Modi’s India lacks moral sheen and is diminishing soft power. This may well have a long term impact, Kaur added.
‘Failed attempt to resuscitate hopes’
Yogesh Pawar, a senior Indian journalist, told The Express Tribune that a number of stunningly reckless decisions have dealt a blow to Modi government's integrity and has stirred hand-wringing even among his ardent loyalists.
“Failing economy, mismanagement of the pandemic and his inability in showing any mettle in standing up to China's incursion is making him lose face even with the hyper-nationalist rabid Hindutva loyalists who are seeing the India story unravelling under Modi's leadership,” Pawar said.

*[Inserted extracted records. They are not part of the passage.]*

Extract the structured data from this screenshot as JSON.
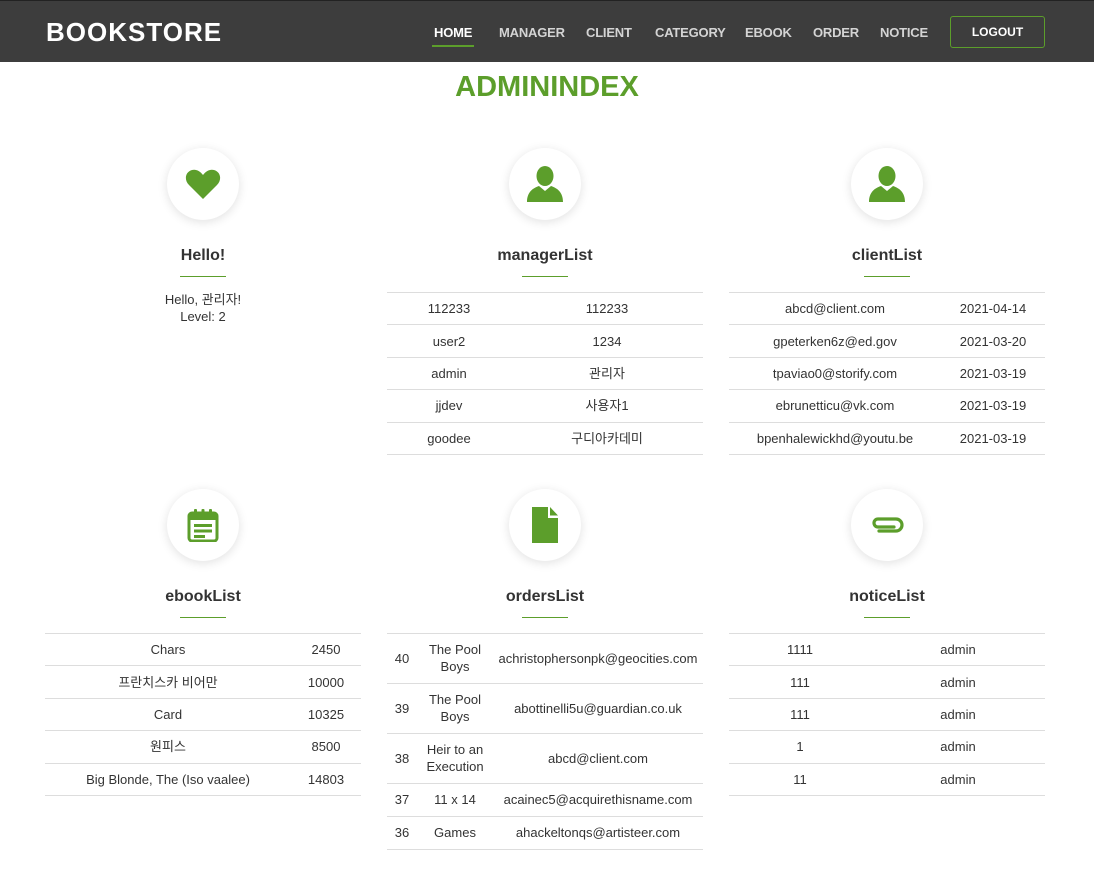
{
  "nav": {
    "brand": "BOOKSTORE",
    "items": [
      "HOME",
      "MANAGER",
      "CLIENT",
      "CATEGORY",
      "EBOOK",
      "ORDER",
      "NOTICE"
    ],
    "active": "HOME",
    "logout": "LOGOUT"
  },
  "page": {
    "title": "ADMININDEX"
  },
  "accent_color": "#5c9e2b",
  "hello": {
    "icon": "heart-icon",
    "title": "Hello!",
    "line1": "Hello, 관리자!",
    "line2": "Level: 2"
  },
  "managerList": {
    "icon": "user-icon",
    "title": "managerList",
    "rows": [
      [
        "112233",
        "112233"
      ],
      [
        "user2",
        "1234"
      ],
      [
        "admin",
        "관리자"
      ],
      [
        "jjdev",
        "사용자1"
      ],
      [
        "goodee",
        "구디아카데미"
      ]
    ]
  },
  "clientList": {
    "icon": "user-icon",
    "title": "clientList",
    "rows": [
      [
        "abcd@client.com",
        "2021-04-14"
      ],
      [
        "gpeterken6z@ed.gov",
        "2021-03-20"
      ],
      [
        "tpaviao0@storify.com",
        "2021-03-19"
      ],
      [
        "ebrunetticu@vk.com",
        "2021-03-19"
      ],
      [
        "bpenhalewickhd@youtu.be",
        "2021-03-19"
      ]
    ]
  },
  "ebookList": {
    "icon": "calendar-list-icon",
    "title": "ebookList",
    "rows": [
      [
        "Chars",
        "2450"
      ],
      [
        "프란치스카 비어만",
        "10000"
      ],
      [
        "Card",
        "10325"
      ],
      [
        "원피스",
        "8500"
      ],
      [
        "Big Blonde, The (Iso vaalee)",
        "14803"
      ]
    ]
  },
  "ordersList": {
    "icon": "document-icon",
    "title": "ordersList",
    "rows": [
      [
        "40",
        "The Pool Boys",
        "achristophersonpk@geocities.com"
      ],
      [
        "39",
        "The Pool Boys",
        "abottinelli5u@guardian.co.uk"
      ],
      [
        "38",
        "Heir to an Execution",
        "abcd@client.com"
      ],
      [
        "37",
        "11 x 14",
        "acainec5@acquirethisname.com"
      ],
      [
        "36",
        "Games",
        "ahackeltonqs@artisteer.com"
      ]
    ]
  },
  "noticeList": {
    "icon": "paperclip-icon",
    "title": "noticeList",
    "rows": [
      [
        "1111",
        "admin"
      ],
      [
        "111",
        "admin"
      ],
      [
        "111",
        "admin"
      ],
      [
        "1",
        "admin"
      ],
      [
        "11",
        "admin"
      ]
    ]
  }
}
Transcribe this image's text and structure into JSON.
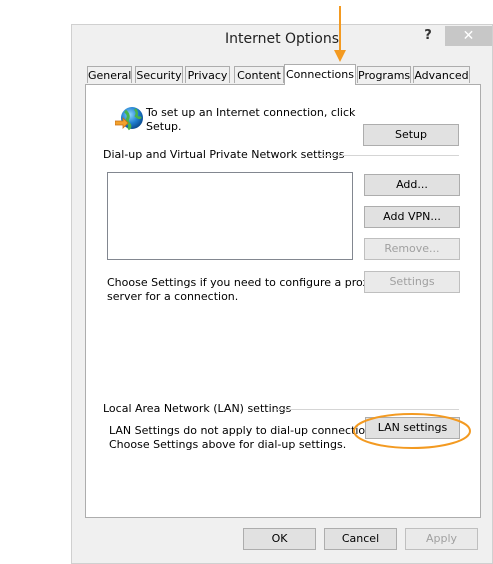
{
  "window": {
    "title": "Internet Options",
    "help_label": "?",
    "close_label": "✕"
  },
  "tabs": [
    {
      "label": "General"
    },
    {
      "label": "Security"
    },
    {
      "label": "Privacy"
    },
    {
      "label": "Content"
    },
    {
      "label": "Connections",
      "active": true
    },
    {
      "label": "Programs"
    },
    {
      "label": "Advanced"
    }
  ],
  "setup": {
    "text_line1": "To set up an Internet connection, click",
    "text_line2": "Setup.",
    "button": "Setup",
    "icon": "globe-connection-icon"
  },
  "dialup": {
    "group_label": "Dial-up and Virtual Private Network settings",
    "add_button": "Add...",
    "add_vpn_button": "Add VPN...",
    "remove_button": "Remove...",
    "settings_button": "Settings",
    "proxy_text_line1": "Choose Settings if you need to configure a proxy",
    "proxy_text_line2": "server for a connection."
  },
  "lan": {
    "group_label": "Local Area Network (LAN) settings",
    "text_line1": "LAN Settings do not apply to dial-up connections.",
    "text_line2": "Choose Settings above for dial-up settings.",
    "button": "LAN settings"
  },
  "footer": {
    "ok": "OK",
    "cancel": "Cancel",
    "apply": "Apply"
  },
  "colors": {
    "annotation": "#f39a21"
  }
}
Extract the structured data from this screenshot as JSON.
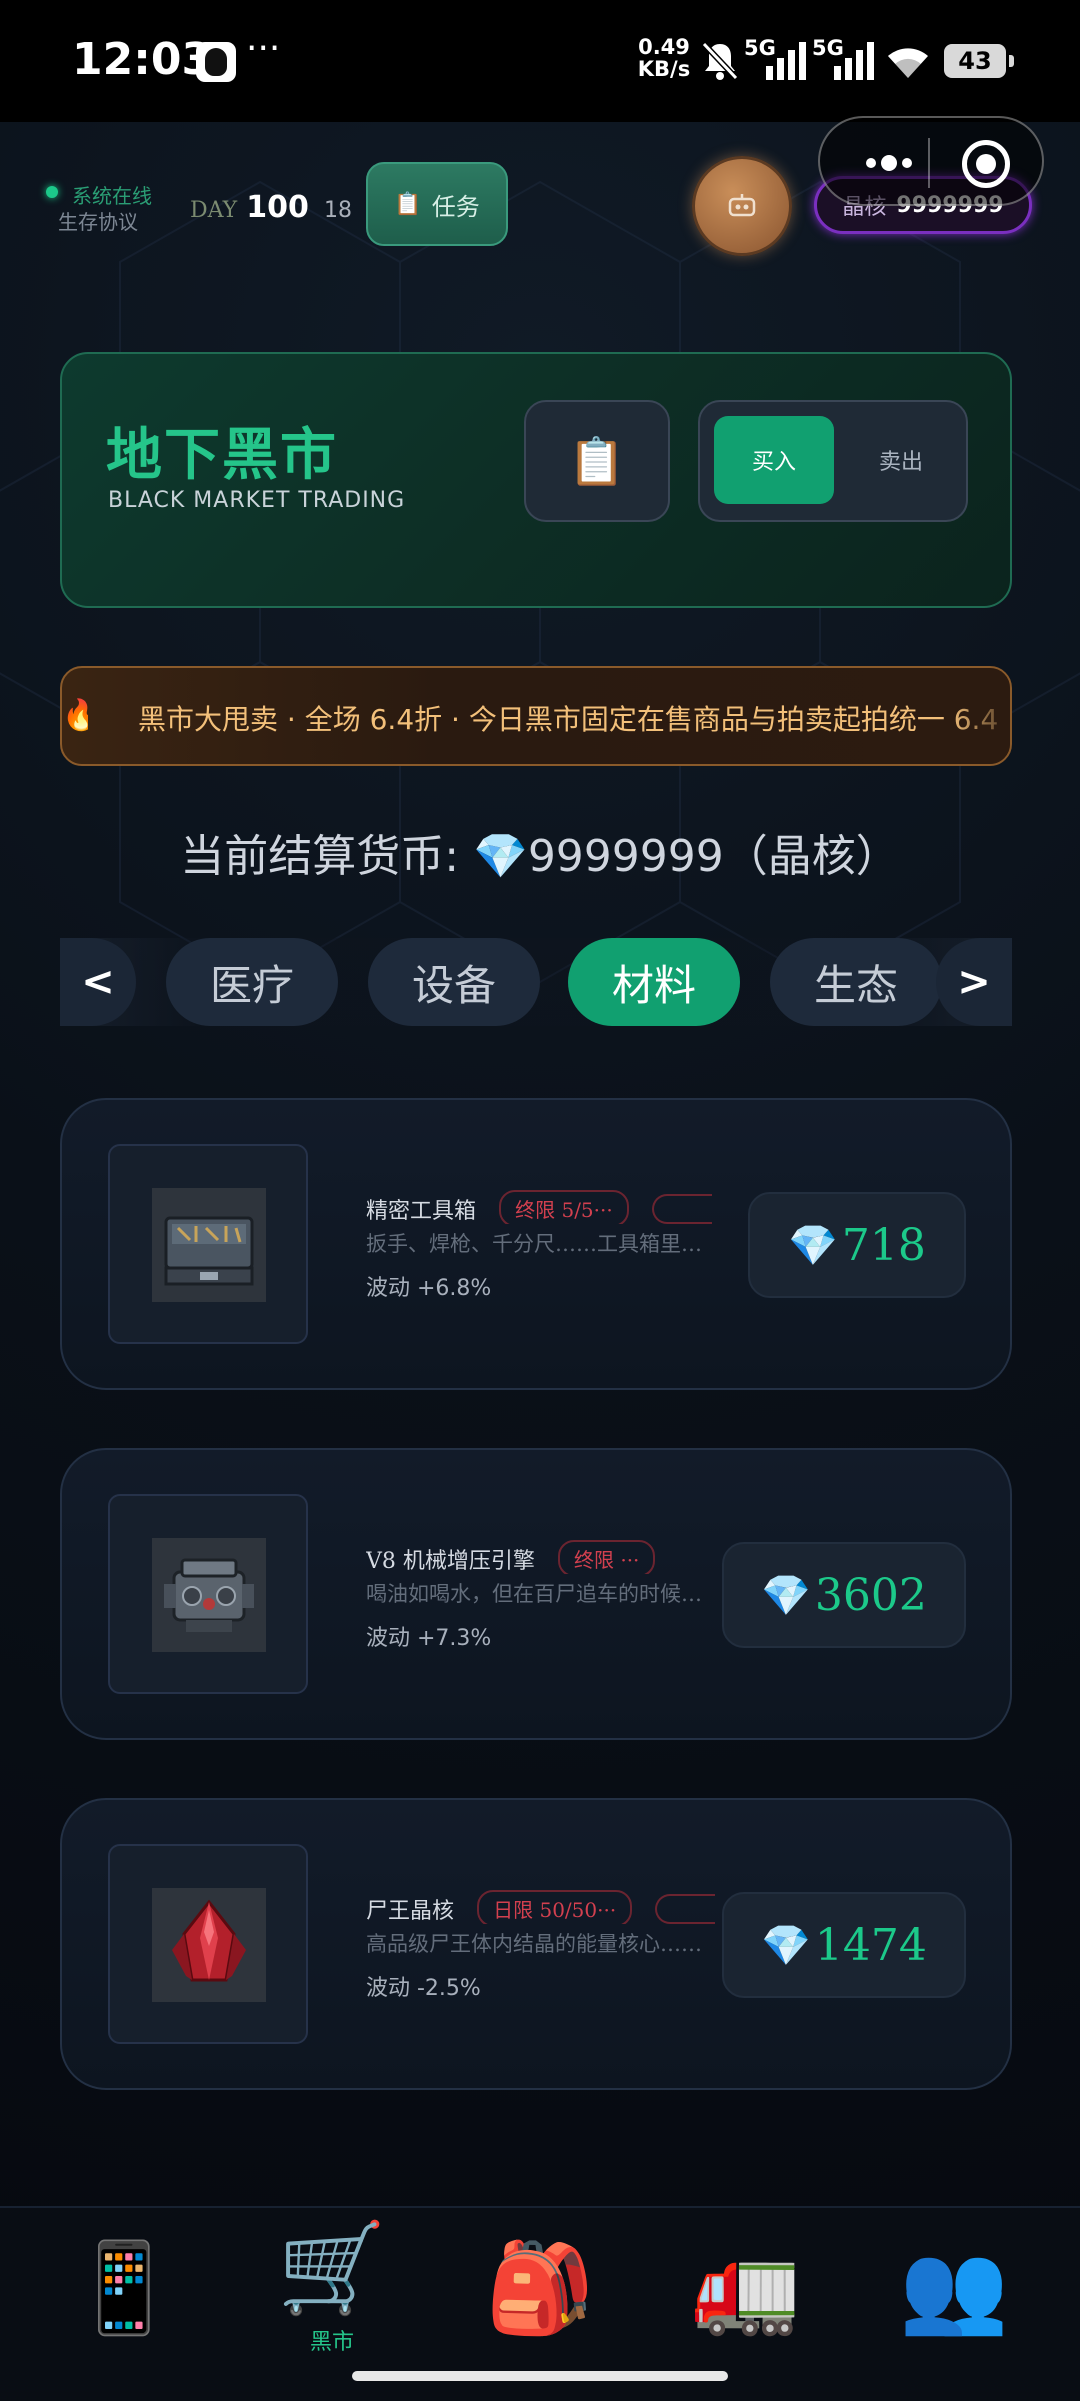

Pawar observed that through the US visit Modi was aiming to breathe a new life into the diminishing enthusiasm in his own base after cracks began to appear in the official narrative about his leadership.
“He must have hoped that the US trip will help him get back some of his lost sheen. Unlike his foreign jaunts soon after being sworn in 2014 the diaspora more or less ignored him... None of the US senior leaders or officials of consequence even came to the airport.”
He said that the targeting and persecution of minorities under Modi’s rule - especially Muslims in states ruled by Hindutva supremacists - has not gone unnoticed in the international media despite his craven repeated harking back to Gandhian ideals of peace, nonviolence and tolerance.
Pawar laced into the BJP for electing a terrorist with charges against her of orchestrating an attack - Pragya Thakur – to the parliament. “Pragya openly espouses and celebrates Gandhi's assassin,” he added.
Asked whether India’s dwindling economy had anything to do with declining foreign approval and an apparent pivot by the US, Pawar said multinational companies (MNCs) have come to realise that the BJP-led premier’s interest lay only in furthering business interests of those who kept his election machine well-oiled.
“Majors like Ford have pulled out and Vodafone is still licking its wounds from the retrospective tax that the previous regime left as a legacy. The Modi government took their own sweet time to undo this, leaving Vodafone bleeding, allowing his own crony capitalist to grow his company's footprint in the mobile telephony and internet realm,” Pawar said, casting further aspersions on the prime minister.